I am trying to run a query that will search through my database and pick out the first row for each session id. So sessions could have more than 1 row but I just want to select the first of each. Make sense? How can I do this?
In the table itself there is no order. There is no first, last, middle or 34th record. Think of it as a huge pile of rows of data all thrown together. Table records have no order. Queries, however, can have an order when you define one using the 'ORDER BY' clause. Is there a field in your table that you can use to order your query by? A timestamp field, a date field or an automatically incremented field? crivons method probably won't work. For one, I don't think you can use a 'GROUP BY' clause when you use the '*'. For another, grouping on just one field when you select all fields from your database will not leave you with just one record for each session id. Each unique row will appear in the result. Most likely you will need to run a subquery. First finding the session id and the MIN value of the field you are using to define your first record and then using those two fields back in your table to limit your query to. What fields are in the table? What fields do you want in your final query?
I have got a timestamp field that can be used to order by. Table fields: record_id accessed_time referrer ref_type ipaddress browserinfo se_query se_domain accessed_page date time session In my final query I want last pages accessed per session and a count on how often each was the last page. So I want: accessed_page, COUNT(accessed_page)

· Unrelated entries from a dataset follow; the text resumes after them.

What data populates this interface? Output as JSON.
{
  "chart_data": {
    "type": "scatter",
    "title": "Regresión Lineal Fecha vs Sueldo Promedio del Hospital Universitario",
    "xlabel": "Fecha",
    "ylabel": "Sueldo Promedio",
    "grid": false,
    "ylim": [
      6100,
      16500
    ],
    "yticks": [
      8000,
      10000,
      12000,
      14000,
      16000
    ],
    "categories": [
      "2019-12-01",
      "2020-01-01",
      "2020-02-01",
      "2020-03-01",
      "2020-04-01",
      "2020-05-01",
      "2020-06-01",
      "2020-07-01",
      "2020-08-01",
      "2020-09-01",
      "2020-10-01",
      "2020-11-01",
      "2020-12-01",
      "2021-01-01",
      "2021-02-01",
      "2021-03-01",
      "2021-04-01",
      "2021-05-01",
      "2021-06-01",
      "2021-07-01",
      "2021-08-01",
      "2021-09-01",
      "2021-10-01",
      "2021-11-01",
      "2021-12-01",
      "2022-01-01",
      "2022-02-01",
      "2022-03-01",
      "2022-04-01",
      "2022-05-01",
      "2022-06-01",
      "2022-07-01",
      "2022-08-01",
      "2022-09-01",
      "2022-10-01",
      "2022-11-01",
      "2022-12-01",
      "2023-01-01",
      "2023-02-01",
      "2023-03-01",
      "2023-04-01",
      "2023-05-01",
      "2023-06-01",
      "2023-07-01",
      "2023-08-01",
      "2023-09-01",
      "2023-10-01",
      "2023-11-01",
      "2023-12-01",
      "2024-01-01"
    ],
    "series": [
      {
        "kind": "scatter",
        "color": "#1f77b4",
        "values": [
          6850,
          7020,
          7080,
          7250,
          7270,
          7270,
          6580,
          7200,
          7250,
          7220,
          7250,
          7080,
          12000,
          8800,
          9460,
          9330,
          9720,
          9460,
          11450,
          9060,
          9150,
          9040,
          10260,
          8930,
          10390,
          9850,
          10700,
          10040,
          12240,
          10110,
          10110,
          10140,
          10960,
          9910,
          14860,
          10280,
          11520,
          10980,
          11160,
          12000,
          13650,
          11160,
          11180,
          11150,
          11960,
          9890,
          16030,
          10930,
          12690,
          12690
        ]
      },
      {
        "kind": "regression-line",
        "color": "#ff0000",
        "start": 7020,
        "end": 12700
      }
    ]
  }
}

First, its not good to have fields called 'time' and 'date' in any table--those are function names and can screw things up when you run a query. Further, I think they are made redundant by the accessed_time field. Also, I think record_id might be a better field to use than the timestamp field. That is assuming it is an auto-incremented field, which I am going to assume and use. There are probably some MySQL query gurus who can get this into one query with some sub queries, but I would have to solve this programatically. First, I would then create a multi-dimensional array that will hold the page names and the number of times each page was the last one accessed. I would run this query to get the last record_id of each session: SELECT session, MAX(record_id) AS last_record GROUP BY session; PHP: I would then loop through every record in the results and run a query to find the accessed_page that corresponds to each last_record you found. Next, I would see if that accessed_page value is in the array that holds page names, if it is I would increment the corresponding value in the page count array, if not I would add that page name to the end of the page name array and add a new element to the end of the page count array whose value is 1. After you loop through every record of the first query you ran you would end up with two arrays like this: pagenames: ('index.htm', 'page2.htm', 'contactus.htm', 'thirdpage.htm') pagecounts: (12, 10, 4, 3) So in that example, the Contact Us page was the last page of people's session 4 times. This sure is long, so if you have any questions please let me know. And again, there might be someone who can help with a complex query with some subqueries that can get your results all in one sql statement.
Thanks for the response, I am just heading out but will give this a try when I get back in a few hours!